1. April 2011

Das kleine Google AdWords 1×1

Geschrieben von Petra Hamacher . Eingeordnet unter Anfänger Shopbetreiber, Marketing | Keine Kommentare

Normalerweise sind wir ja hier im Blog der Meinung, dass nur eine ganzheitlichen Strategie im Bereich Marketing funktionieren kann. Das heißt, dass mehr als ein Marketingkanal auf ein bestimmtes Event ausgerichtet ist. Davon verspricht man sich eine breite Streuung, gute Besucher- und Conversionraten.

Doch zumindest Google AdWords kann man ganz gut als losgelöstes Instrument betrachten. Aber: Es birgt einfach viele Gefahren. Unerfahrene Nutzer haben oft kein detailliertes Wissen über die Strukturen und die Möglichkeiten, die AdWords bietet. Die Folge davon sind Kampagnen, die nicht nur unstrukturiert sind, sondern auch eine Menge Geld verschlingen. Da man über AdWords ganze Blöcke und ganze Blogs schreiben kann, hier nur ein kleines 1×1 des Grundwissens.

 

1×1. Nach dem Anmelden bei AdWords und dem direkten Start der Kampagnen sollte man sich als aller erstes mit dem Programm vertraut machen. Wo finde ich was? Was sagen mir all die Begriffe?

1×2. Klein Anfangen! Wir fangen auch mit dem 1×1 an und nicht mit dem Zählen in 2000er Schritten. Kleine Kampagnen eignen sich gut zum testen, welches Rädchen welche Auswirkungen hat.

1×3. Dabei aber auch das Budget beachten. Von 3,- Euro am Tag bei Klickkosten ab 0,01 Cent (eher unwahrscheinlich) bis hin zu Eurobeträgen (der Durchschnitt liegt dazwischen) wird die Conversionrate nicht sonderlich steigen. Daher lieber das Budget konzentriert einsetzen.

1×4. Eine gute Keywordrecherche kann man nicht ersetzen! Punkt. Ende.

1×5. Lieber 4mal die Woche die Kampagnen kontrollieren, als am Ende des Monats ein böses Erwachen zu haben.

1×6. Je organisierter die Kampagnen sind, desto bessere Möglichkeiten hat man bei dem Controlling: Wenn ich diesen Anzeigentext verändere und dieses Keyword in die Anzeigengruppe verschiebe, was passiert dann mit den Zahlen? Liegt alles in einer Kampagne /Anzeigengruppe kann man Auswirkungen von Veränderungen nur schwer nachvollziehen. Außerdem wird das Budget dann zu schnell verbraucht, da alles in einer Anzeigengruppe ausgegeben wird.

1×7. Bei der Struktur auf Themen achten! Nicht die Kinderspielzeuge zu den Textilien für Senioren packen. Am besten orientiert man sich an der eigenen Shopstruktur.

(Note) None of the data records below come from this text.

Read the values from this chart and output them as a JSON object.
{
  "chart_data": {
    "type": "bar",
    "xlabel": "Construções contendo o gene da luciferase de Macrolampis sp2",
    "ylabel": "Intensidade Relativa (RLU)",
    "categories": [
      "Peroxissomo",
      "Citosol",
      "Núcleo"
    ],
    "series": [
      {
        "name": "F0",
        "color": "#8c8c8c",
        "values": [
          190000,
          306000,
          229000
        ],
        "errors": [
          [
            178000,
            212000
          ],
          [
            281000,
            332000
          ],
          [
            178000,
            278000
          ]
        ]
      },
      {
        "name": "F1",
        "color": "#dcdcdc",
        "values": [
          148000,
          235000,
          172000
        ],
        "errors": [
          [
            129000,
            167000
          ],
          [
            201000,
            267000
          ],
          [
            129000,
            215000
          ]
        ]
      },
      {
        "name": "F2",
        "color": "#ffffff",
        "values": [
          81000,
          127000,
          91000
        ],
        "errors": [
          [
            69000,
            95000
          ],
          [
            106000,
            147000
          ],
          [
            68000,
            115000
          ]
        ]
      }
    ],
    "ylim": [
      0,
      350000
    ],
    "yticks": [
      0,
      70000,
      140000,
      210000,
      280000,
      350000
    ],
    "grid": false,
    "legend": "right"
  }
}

Und sollte diese auch so unstrukturiert sein, dann sollte man vielleicht noch mal Grundlegendes ändern.

1×8. Die Zielseiten der Anzeigen sollten gut ausgewählt sein. Gibt es eine passende Landingpage oder zumindest eine Kategorie, die genau zu meiner Anzeige passt? Sucht nämlich der Kunde nach Sesamstraßen-Figuren und landet auf der Startseite, wird ihm die Lust am Shoppen vergangen sein, bis er das gewünschte Produkt gefunden hat.

1×9. Google ist nicht mehr so langsam, wie es vor 8 Jahren vielleicht mal den Anschein hatte. Heute sind Neuerungen in den unterschiedlichsten Google Tools keine Seltenheit. Daher immer mal wieder im AdWords Blog oder anderen Blogs seines Vertrauens nach Nachrichten aus der Google Welt erkundigen.

1×10. Wenn dann der Wert der Conversion über den Kosten für die Kampagnen liegt und man mit den Kampagnen nicht nur Besucher sondern auch Gewinne einfährt – Dann darf man sich auch freuen!!!

 

Und letzter Tipp außerhalb des 1×1: Es gibt viele Agenturen, die Google AdWords Kampagnenbetreuung anbieten. Dabei gibt es so unterschiedliche Modelle, wie es Agenturen gibt. Hier gilt es zu vergleichen! Fair sind solche Modelle, die in irgendeiner Weise an den Erfolg beteiligen. Damit beugt man vor auf “Faulenzer” rein zu fallen.

Habt Ihr noch mehr Tipps für unser 1×1?